Twice now, the comment section has deleted a response I gave to KR. Here is the first exchange:
lynn on September 3, 2021 at 4:33 pm
Rasmussen:”Summary. Taken together, the syntactic and semantic evidence of Early Modern English provide two strong, independent lines of evidence against Joseph authoring the Book of Mormon. The probability of seeing both kinds of evidence by chance would be the product of their respective probabilities, or p = 5.24 x 10-24.”
why do you consider finding Early Modern English syntax and Early Modern English semantic evidence in a text to be “strong, independent lines of evidence”?
Kyler Rasmussen on September 3, 2021 at 6:55 pm
Thanks Lynn. That’s a good question.
In short, the independence on those factors depends on the hypothesis we’re using. If you, like Billy, happen to be entertaining a hypothesis of 16th century origin, then syntax and semantics wouldn’t be independent–they’d both be closely intercorrelated aspects of the language as spoken by those in the Early Modern period.
However, for the hypothesis of 19th century fraud, those two things would be independent. If one was trying to imitate biblical style, it might be possible (though incredibly unlikely) to end up with a syntactic style that appeared to be truly archaic. But in doing so you would not be any more likely to pick up the extinct archaic word meanings found in the Book of Mormon. The same applied to the reverse scenario. Using words in ways that happened to be extinct and archaic, as rare as that would be, wouldn’t provide you with the ability to execute archaic syntax.
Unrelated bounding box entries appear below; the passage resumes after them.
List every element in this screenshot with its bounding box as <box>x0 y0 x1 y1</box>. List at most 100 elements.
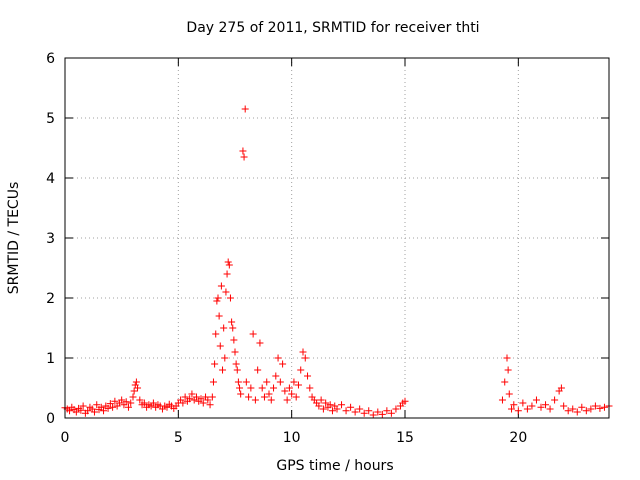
data-point <box>212 330 220 338</box>
data-point <box>315 402 323 410</box>
y-tick-label: 0 <box>46 411 55 427</box>
data-point <box>97 403 105 411</box>
data-point <box>532 396 540 404</box>
data-point <box>237 390 245 398</box>
data-point <box>228 318 236 326</box>
data-point <box>292 393 300 401</box>
data-point <box>557 384 565 392</box>
data-point <box>285 384 293 392</box>
data-point <box>276 378 284 386</box>
data-point <box>249 330 257 338</box>
data-point <box>109 403 117 411</box>
data-point <box>122 398 130 406</box>
y-tick-label: 6 <box>46 51 55 67</box>
x-tick-label: 0 <box>61 430 70 446</box>
data-point <box>537 403 545 411</box>
data-point <box>72 408 80 416</box>
data-point <box>225 261 233 269</box>
data-point <box>226 294 234 302</box>
data-point <box>206 401 214 409</box>
data-point <box>222 288 230 296</box>
data-point <box>247 384 255 392</box>
data-point <box>374 408 382 416</box>
data-point <box>573 408 581 416</box>
data-point <box>326 401 334 409</box>
data-point <box>342 407 350 415</box>
data-point <box>304 372 312 380</box>
data-point <box>245 393 253 401</box>
data-point <box>528 402 536 410</box>
data-point <box>241 105 249 113</box>
x-axis-title: GPS time / hours <box>276 458 393 474</box>
data-point <box>591 402 599 410</box>
x-tick-label: 10 <box>283 430 301 446</box>
data-point <box>294 381 302 389</box>
data-point <box>317 396 325 404</box>
data-point <box>256 339 264 347</box>
data-point <box>270 384 278 392</box>
data-point <box>360 409 368 417</box>
data-point <box>129 393 137 401</box>
data-point <box>596 404 604 412</box>
data-point <box>214 294 222 302</box>
data-point <box>498 396 506 404</box>
data-point <box>136 396 144 404</box>
data-point <box>578 403 586 411</box>
data-point <box>77 406 85 414</box>
data-point <box>508 405 516 413</box>
data-point <box>319 405 327 413</box>
data-point <box>90 408 98 416</box>
data-point <box>239 147 247 155</box>
x-tick-label: 20 <box>509 430 527 446</box>
data-point <box>209 378 217 386</box>
data-point <box>263 378 271 386</box>
data-point <box>328 407 336 415</box>
y-axis-title: SRMTID / TECUs <box>6 182 22 295</box>
data-point <box>204 396 212 404</box>
plot-frame <box>64 57 610 419</box>
data-point <box>288 390 296 398</box>
data-points <box>61 105 613 419</box>
data-point <box>229 324 237 332</box>
data-point <box>297 366 305 374</box>
data-point <box>192 393 200 401</box>
data-point <box>213 297 221 305</box>
data-point <box>111 397 119 405</box>
data-point <box>265 390 273 398</box>
data-point <box>118 396 126 404</box>
data-point <box>242 378 250 386</box>
data-point <box>220 324 228 332</box>
data-point <box>551 396 559 404</box>
data-point <box>299 348 307 356</box>
data-point <box>503 354 511 362</box>
data-point <box>79 402 87 410</box>
data-point <box>514 407 522 415</box>
data-point <box>281 387 289 395</box>
data-point <box>306 384 314 392</box>
data-point <box>208 393 216 401</box>
data-point <box>401 397 409 405</box>
data-point <box>351 408 359 416</box>
data-point <box>149 399 157 407</box>
data-point <box>260 393 268 401</box>
data-point <box>322 399 330 407</box>
data-point <box>387 409 395 417</box>
data-point <box>383 407 391 415</box>
data-point <box>197 395 205 403</box>
data-point <box>106 400 114 408</box>
data-point <box>338 401 346 409</box>
data-point <box>546 405 554 413</box>
data-point <box>132 378 140 386</box>
data-point <box>267 396 275 404</box>
data-point <box>104 404 112 412</box>
data-point <box>217 282 225 290</box>
data-point <box>564 407 572 415</box>
data-point <box>272 372 280 380</box>
data-point <box>369 411 377 419</box>
data-point <box>186 395 194 403</box>
data-point <box>523 405 531 413</box>
data-point <box>233 366 241 374</box>
data-point <box>230 336 238 344</box>
data-point <box>569 405 577 413</box>
data-point <box>587 405 595 413</box>
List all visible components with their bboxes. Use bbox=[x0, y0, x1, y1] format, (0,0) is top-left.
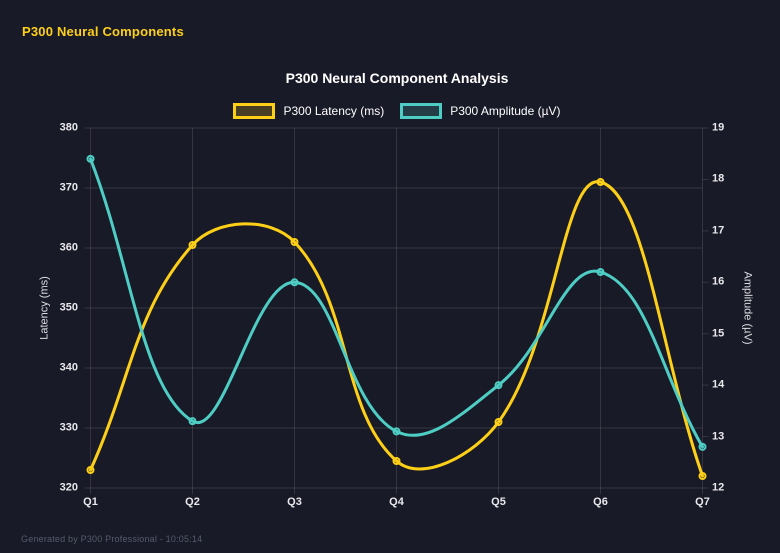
footer-text: Generated by P300 Professional - 10:05:1… bbox=[21, 534, 203, 544]
y-axis-right-tick-label: 15 bbox=[712, 327, 725, 340]
latency-data-point[interactable] bbox=[494, 418, 503, 426]
y-axis-right-tick-label: 13 bbox=[712, 430, 725, 443]
latency-data-point[interactable] bbox=[86, 466, 95, 474]
page-title: P300 Neural Components bbox=[22, 24, 184, 39]
y-axis-left-tick-label: 360 bbox=[59, 241, 78, 254]
x-axis-tick-label: Q6 bbox=[593, 496, 608, 508]
amplitude-legend-label: P300 Amplitude (µV) bbox=[450, 104, 561, 118]
y-axis-left-tick-label: 370 bbox=[59, 181, 78, 194]
latency-data-point[interactable] bbox=[290, 238, 299, 246]
x-axis-tick-label: Q3 bbox=[287, 496, 302, 508]
amplitude-data-point[interactable] bbox=[698, 442, 707, 451]
latency-line bbox=[89, 180, 704, 478]
x-axis-tick-label: Q2 bbox=[185, 496, 200, 508]
latency-data-point[interactable] bbox=[188, 241, 197, 249]
legend-item-latency[interactable]: P300 Latency (ms) bbox=[233, 103, 384, 119]
latency-data-point[interactable] bbox=[698, 472, 707, 480]
latency-legend-swatch bbox=[233, 103, 276, 119]
chart-title: P300 Neural Component Analysis bbox=[285, 70, 509, 86]
amplitude-data-point[interactable] bbox=[392, 427, 401, 436]
y-axis-right-tick-label: 12 bbox=[712, 481, 725, 494]
y-axis-right-tick-label: 19 bbox=[712, 121, 725, 134]
y-axis-right-title: Amplitude (µV) bbox=[741, 271, 754, 345]
latency-data-point[interactable] bbox=[596, 178, 605, 186]
x-axis-tick-label: Q1 bbox=[83, 496, 98, 508]
y-axis-left-tick-label: 320 bbox=[59, 481, 78, 494]
y-axis-right-tick-label: 17 bbox=[712, 224, 725, 237]
y-axis-left-tick-label: 330 bbox=[59, 421, 78, 434]
x-axis-tick-label: Q5 bbox=[491, 496, 506, 508]
y-axis-left-tick-label: 380 bbox=[59, 121, 78, 134]
y-axis-left-tick-label: 350 bbox=[59, 301, 78, 314]
y-axis-right-tick-label: 14 bbox=[712, 378, 725, 391]
amplitude-legend-swatch bbox=[400, 103, 443, 119]
amplitude-data-point[interactable] bbox=[494, 381, 503, 390]
amplitude-data-point[interactable] bbox=[86, 154, 95, 163]
latency-legend-label: P300 Latency (ms) bbox=[283, 104, 385, 118]
y-axis-right-tick-label: 18 bbox=[712, 172, 725, 185]
y-axis-right-tick-label: 16 bbox=[712, 275, 725, 288]
amplitude-data-point[interactable] bbox=[290, 278, 299, 287]
legend-item-amplitude[interactable]: P300 Amplitude (µV) bbox=[400, 103, 561, 119]
amplitude-data-point[interactable] bbox=[596, 268, 605, 276]
amplitude-line bbox=[89, 157, 704, 449]
amplitude-data-point[interactable] bbox=[188, 417, 197, 426]
y-axis-left-tick-label: 340 bbox=[59, 361, 78, 374]
x-axis-tick-label: Q7 bbox=[695, 496, 710, 508]
chart-legend: P300 Latency (ms) P300 Amplitude (µV) bbox=[91, 103, 703, 119]
x-axis-tick-label: Q4 bbox=[389, 496, 404, 508]
latency-data-point[interactable] bbox=[392, 457, 401, 465]
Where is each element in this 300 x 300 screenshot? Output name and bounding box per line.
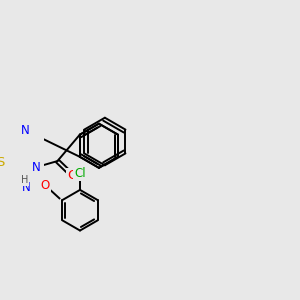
Text: N: N (22, 181, 31, 194)
Text: S: S (0, 156, 5, 169)
Text: Cl: Cl (74, 167, 86, 180)
Text: O: O (40, 179, 50, 192)
Text: H: H (21, 175, 28, 185)
Text: N: N (21, 124, 30, 137)
Text: O: O (67, 169, 77, 182)
Text: N: N (32, 161, 40, 174)
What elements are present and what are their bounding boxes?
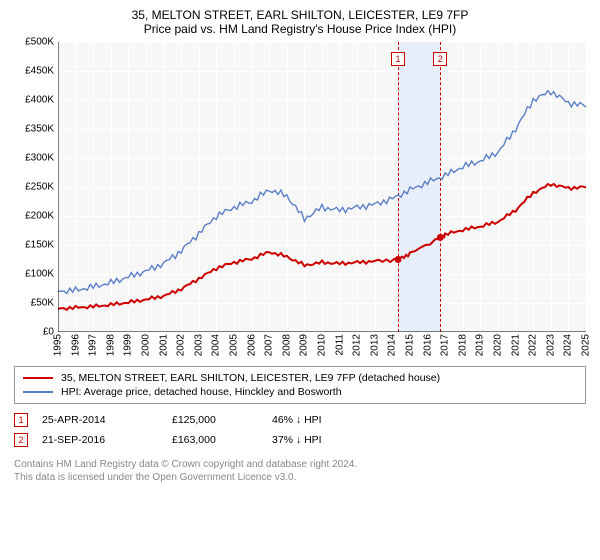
y-tick-label: £200K: [25, 211, 54, 222]
event-row: 2 21-SEP-2016£163,00037% ↓ HPI: [14, 430, 586, 450]
x-tick-label: 2022: [528, 334, 539, 356]
footer-line-2: This data is licensed under the Open Gov…: [14, 471, 586, 484]
sale-point: [395, 256, 402, 263]
legend-label: 35, MELTON STREET, EARL SHILTON, LEICEST…: [61, 372, 440, 384]
y-tick-label: £250K: [25, 182, 54, 193]
x-tick-label: 2020: [493, 334, 504, 356]
chart-container: 35, MELTON STREET, EARL SHILTON, LEICEST…: [0, 0, 600, 560]
chart-subtitle: Price paid vs. HM Land Registry's House …: [14, 22, 586, 36]
plot-svg: [58, 42, 586, 332]
x-tick-label: 2019: [475, 334, 486, 356]
legend-swatch: [23, 391, 53, 393]
x-tick-label: 2025: [581, 334, 592, 356]
events-table: 1 25-APR-2014£125,00046% ↓ HPI 2 21-SEP-201…: [14, 410, 586, 450]
x-tick-label: 2000: [141, 334, 152, 356]
y-tick-label: £450K: [25, 66, 54, 77]
y-tick-label: £100K: [25, 269, 54, 280]
x-tick-label: 1995: [53, 334, 64, 356]
legend-label: HPI: Average price, detached house, Hinc…: [61, 386, 342, 398]
legend-row: 35, MELTON STREET, EARL SHILTON, LEICEST…: [23, 371, 577, 385]
chart-area: 12 £0£50K£100K£150K£200K£250K£300K£350K£…: [14, 42, 586, 360]
x-tick-label: 2008: [281, 334, 292, 356]
x-tick-label: 2010: [317, 334, 328, 356]
x-tick-label: 1996: [70, 334, 81, 356]
x-tick-label: 2018: [457, 334, 468, 356]
x-tick-label: 2009: [299, 334, 310, 356]
x-tick-label: 2004: [211, 334, 222, 356]
x-tick-label: 2023: [545, 334, 556, 356]
x-tick-label: 2007: [264, 334, 275, 356]
x-tick-label: 2014: [387, 334, 398, 356]
x-tick-label: 2024: [563, 334, 574, 356]
footer-line-1: Contains HM Land Registry data © Crown c…: [14, 458, 586, 471]
x-tick-label: 2011: [334, 334, 345, 356]
x-tick-label: 2017: [440, 334, 451, 356]
series-line: [58, 91, 586, 294]
x-tick-label: 2005: [229, 334, 240, 356]
event-marker: 1: [14, 413, 28, 427]
event-delta: 37% ↓ HPI: [272, 434, 362, 446]
y-tick-label: £400K: [25, 95, 54, 106]
y-tick-label: £150K: [25, 240, 54, 251]
x-tick-label: 2006: [246, 334, 257, 356]
y-tick-label: £350K: [25, 124, 54, 135]
y-tick-label: £300K: [25, 153, 54, 164]
x-tick-label: 2003: [193, 334, 204, 356]
x-tick-label: 2021: [510, 334, 521, 356]
x-tick-label: 1998: [105, 334, 116, 356]
event-delta: 46% ↓ HPI: [272, 414, 362, 426]
event-date: 25-APR-2014: [42, 414, 172, 426]
legend: 35, MELTON STREET, EARL SHILTON, LEICEST…: [14, 366, 586, 404]
y-axis: £0£50K£100K£150K£200K£250K£300K£350K£400…: [14, 42, 58, 332]
x-tick-label: 2012: [352, 334, 363, 356]
y-tick-label: £50K: [31, 298, 54, 309]
x-tick-label: 2001: [158, 334, 169, 356]
x-tick-label: 1999: [123, 334, 134, 356]
x-axis: 1995199619971998199920002001200220032004…: [58, 332, 586, 360]
event-row: 1 25-APR-2014£125,00046% ↓ HPI: [14, 410, 586, 430]
y-tick-label: £500K: [25, 37, 54, 48]
x-tick-label: 2015: [405, 334, 416, 356]
x-tick-label: 2016: [422, 334, 433, 356]
x-tick-label: 2002: [176, 334, 187, 356]
event-price: £125,000: [172, 414, 272, 426]
sale-point: [437, 234, 444, 241]
legend-row: HPI: Average price, detached house, Hinc…: [23, 385, 577, 399]
footer: Contains HM Land Registry data © Crown c…: [14, 458, 586, 484]
x-tick-label: 2013: [369, 334, 380, 356]
event-marker: 2: [14, 433, 28, 447]
event-date: 21-SEP-2016: [42, 434, 172, 446]
x-tick-label: 1997: [88, 334, 99, 356]
chart-title: 35, MELTON STREET, EARL SHILTON, LEICEST…: [14, 8, 586, 22]
event-price: £163,000: [172, 434, 272, 446]
legend-swatch: [23, 377, 53, 379]
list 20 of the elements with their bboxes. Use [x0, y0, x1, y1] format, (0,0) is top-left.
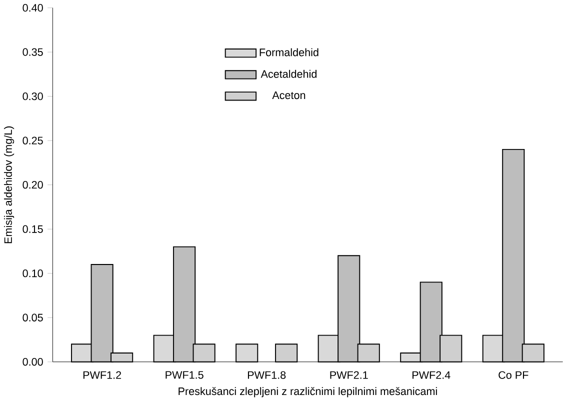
- x-tick-label: PWF2.1: [330, 371, 368, 379]
- y-tick-label: 0.35: [22, 48, 43, 56]
- x-tick-label: PWF2.4: [412, 371, 450, 379]
- legend-label: Acetaldehid: [260, 70, 316, 78]
- y-axis-title: Emisija aldehidov (mg/L): [4, 126, 14, 243]
- y-tick-label: 0.40: [22, 4, 43, 12]
- x-tick-label: Co PF: [498, 371, 528, 379]
- y-tick-label: 0.05: [22, 314, 43, 322]
- y-tick-label: 0.10: [22, 269, 43, 278]
- legend-label: Formaldehid: [260, 48, 318, 56]
- y-tick-label: 0.20: [22, 180, 43, 189]
- x-axis-title: Preskušanci zlepljeni z različnimi lepilnimi mešanicami: [178, 387, 437, 398]
- y-tick-label: 0.15: [22, 225, 43, 233]
- y-tick-label: 0.00: [22, 358, 43, 366]
- x-tick-label: PWF1.8: [248, 371, 286, 379]
- x-tick-label: PWF1.5: [166, 371, 204, 379]
- y-tick-label: 0.30: [22, 92, 43, 100]
- x-tick-label: PWF1.2: [83, 371, 122, 379]
- legend-label: Aceton: [272, 91, 306, 99]
- y-tick-label: 0.25: [22, 136, 43, 144]
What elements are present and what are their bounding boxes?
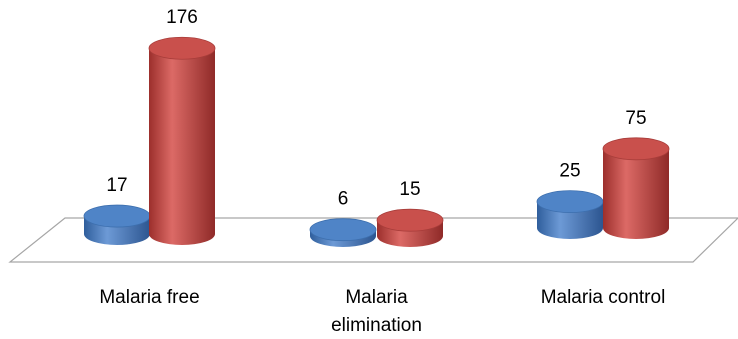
data-labels-group: 17 176 6 15 25 75	[106, 7, 646, 209]
bar-series-1-cat-1	[83, 204, 151, 245]
bar-top	[602, 137, 670, 161]
data-label: 75	[625, 108, 646, 129]
bar-top	[148, 36, 216, 60]
bar-top	[536, 190, 604, 214]
x-tick-label: Malaria free	[99, 287, 199, 308]
data-label: 6	[338, 189, 349, 210]
category-labels-group: Malaria free Malaria elimination Malaria co…	[99, 287, 665, 336]
bar-series-1-cat-2	[309, 218, 377, 247]
data-label: 17	[106, 175, 127, 196]
data-label: 176	[166, 7, 198, 28]
bar-series-2-cat-3	[602, 137, 670, 239]
bar-series-2-cat-2	[376, 208, 444, 247]
x-tick-label: Malaria control	[541, 287, 666, 308]
bar-top	[376, 208, 444, 232]
bar-body	[603, 148, 669, 239]
data-label: 15	[399, 179, 420, 200]
bars-group	[83, 36, 670, 247]
bar-top	[309, 218, 377, 242]
bar-series-2-cat-1	[148, 36, 216, 245]
bar-body	[149, 48, 215, 245]
bar-top	[83, 204, 151, 228]
x-tick-label: Malaria elimination	[331, 287, 422, 336]
data-label: 25	[559, 161, 580, 182]
bar-series-1-cat-3	[536, 190, 604, 239]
Now, there’s another hypothesis where those items wouldn’t be independent, and that’s a hypothesis that had Joseph consciously imitating–not biblical style–but the direct style and semantic choices of Early Modern English. Assuming that Joseph would be capable of such a thing, and would have a reason to do it (both of which I see as unlikely enough that they weren’t considered here), then those items would also not be independent.
Hypotheses matter folks!
I responded, but interestingly enough, after twice noting “your comment is awaiting moderation,” TWICE my response was deleted.
Here is my second attempt:
Lynn on September 3, 2021 at 9:18 pm
Your comment is awaiting moderation.
Let me try this again, it didn’t seem to work last time:
“ In short, the independence on those factors depends on the hypothesis we’re using. If you, like Billy, happen to be entertaining a hypothesis of 16th century origin, then syntax and semantics wouldn’t be independent–they’d both be closely intercorrelated aspects of the language as spoken by those in the Early Modern period.
However, for the hypothesis of 19th century fraud, those two things would be independent.”
You are incorrect. These two elements are both Early Modern English elements of Early Modern English text which inherently occur together. They are, as pieces of information contained in Early Modern English, NOT independent of each other.
As such, it is irrelevant what hypothesis you are considering when you are evaluating their dependence. You need to consider the elements themselves.
You are presenting them as independent pieces in support of your Early Modern English hypothesis, and that is an error on your part.
For you to present the possibility that the two types of language could not be BOTH imitated is an assumption on your part that you want to treat as factual, in order to argue independence.
Imposing your imagined possibilities as factual within the context of analysis is not appropriate statistical technique.
And for some reason, twice that comment was deleted. Why am I not surprised.